9 Recommended Reads, from Mario Vargas Llosa

Vargas Llosa was a writer who has undoubtedly marked history with his works. Discover which books marked him.
9 Recommended Reads, from Mario Vargas Llosa

Last update: 24 October, 2023

Like most authors, Mario Vargas Llosa is also a passionate reader. He has lived almost his whole life between reading and writing. He is a great connoisseur of literature from all around the world.

Some books influenced him so much that today he recognizes them as texts and stories that should be read by everyone before they die. There are nine on his list of must-read books, and here we will tell you what they are.

1. Mrs. Dalloway, by Virginia Woolf

Regarding this book, Vargas Llosa says that: “The systematic embellishment of life thanks to [Woolf’s] refraction of exquisite sensitivity, makes the reader able to drink in the secret beauty of every object and every circumstance it contains. That is what gives the world of Mrs. Dalloway its miraculous originality.”

2. Lolita, by Vladimir Nabokov

In respect to this work, the Nobel Prize winner asserts: “Humbert Humbert tells this story with the pauses, moments of suspense, red herrings, irony, and ambiguities of a narrator consumed by the art of reviving the curiosity of the reader with each moment.

His story is scandalous, but not pornographic, or even erotic. An unceasing mockery of institutions, professions, and chores, from psychoanalysis – one of Nabokov’s dark beasts- to education and family, they permeate the dialogue of Humbert Humbert.”

3. Heart of Darkness, by Joseph Conrad

On this work, Vargas Llosa points out: “Few stories have been able to express evil, understood in its individual metaphysical connotations and in its social projections, in such concise and captivating way as this book.” The movie “Apocalypse Now” is based on this incredible work of literature.

4. Tropic of Cancer, by Henry Miller

This novel was one of the most controversial books of its time and even today still sparks intense debates. With respect to this novel, Vargas Llosa comments: “The character-narrator of ‘Tropic of Cancer’ is a great creation of the novel genre; the supreme success of Miller as a novelist.

That “Henry” is obscene and narcissistic, scornful of the world, only solicitous when it comes to sex and food, and, in regards to everything, he has an unmistakable way of speaking, a Rabelaisian vitality for transforming what is vulgar and dirty into art, for using his amazing poetic voice to spiritualize physiological functions, miserliness and meanness, or anything sordid, and for giving an esthetic dignity to all things inappropriate.”

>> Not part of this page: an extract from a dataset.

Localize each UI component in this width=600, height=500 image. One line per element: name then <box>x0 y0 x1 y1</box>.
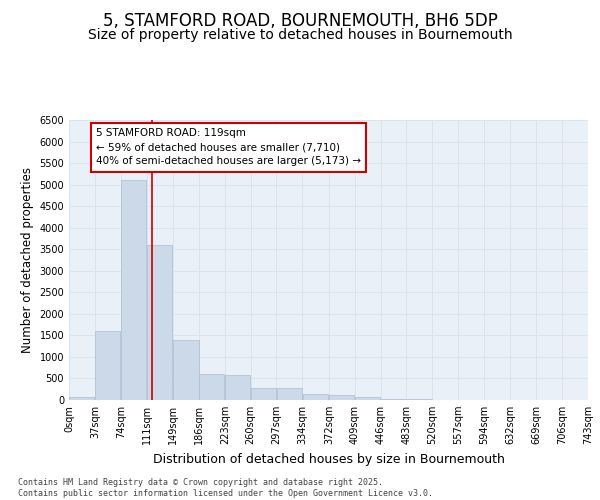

5. Auto-da-Fé, by Elias Canetti

This literary work, written by another Nobel Prize winner, is one of Vargas Llosa’s favorites: “At the same time that the demons of his society and his time, Canetti also serves those which inhabit only him.

A baroque emblem of a world about to come crashing down, his novel is in itself a phantasmagorical creation sovereign in the sense that the author has infused in it his most intimate fears and desires with shocks and crises which undermine his world.”

6. The Great Gatsby, by F. Scott Fitzgerald

On ‘The Great Gatsby’, Vargas Llosa says: “The whole novel is a complex labyrinth with many doors, and any one of them serves as an entrance to his intimacy. What opens up this author’s confession of the great Gatsby is a romantic story, one of those that makes the reader cry.”

7. Doctor Zhivago, by Boris Pasternak

This is extensive work which, undoubtedly, many have experienced through the film. A classic of the classics, Vargas Llosa’s comments are as follows: “Without this confusing story that manipulates, shocks, and, finally, tears apart the lives of the main characters, they would not be what they are.

This is the principal theme of the novel. That which reappears, again and again, like a leitmotif, throughout its tumultuous ups and downs: the defenselessness of the individual in the face of history, his fragility and impotence when he feels trapped in the whirlwind of the ‘great happening’.”

8. The Leopard, by Giuseppe Tomasi de Lampedusa

Vargas Llosa gives a convincing commentary about this literary work: “Like in [the works of] Lezama Lima and Alejo Carpentier, baroque narrators who seem that way because they also constructed beautiful, sculptural, literary worlds emancipated by the temporary corrosion, in ‘The Leopard’, the magic wand that performs the trick in which fiction acquires its own physiognomy, a sovereign time separate from chronological time, is language.”

9. The Clown, Heinrich Böll 

Vargas Llosa writes: “‘The Clown’, [Heinrich Böll]’s most celebrated novel, is a good testimony of that social and scrupulous sensitivity towards mania. It has to do with an ideological fiction, or, as was said in the era of its release (1963), ‘committed’.

The story serves as a pretext to an extremely severe religious and moral trial of Catholicism and the bourgeois society in Federal post-war Germany.”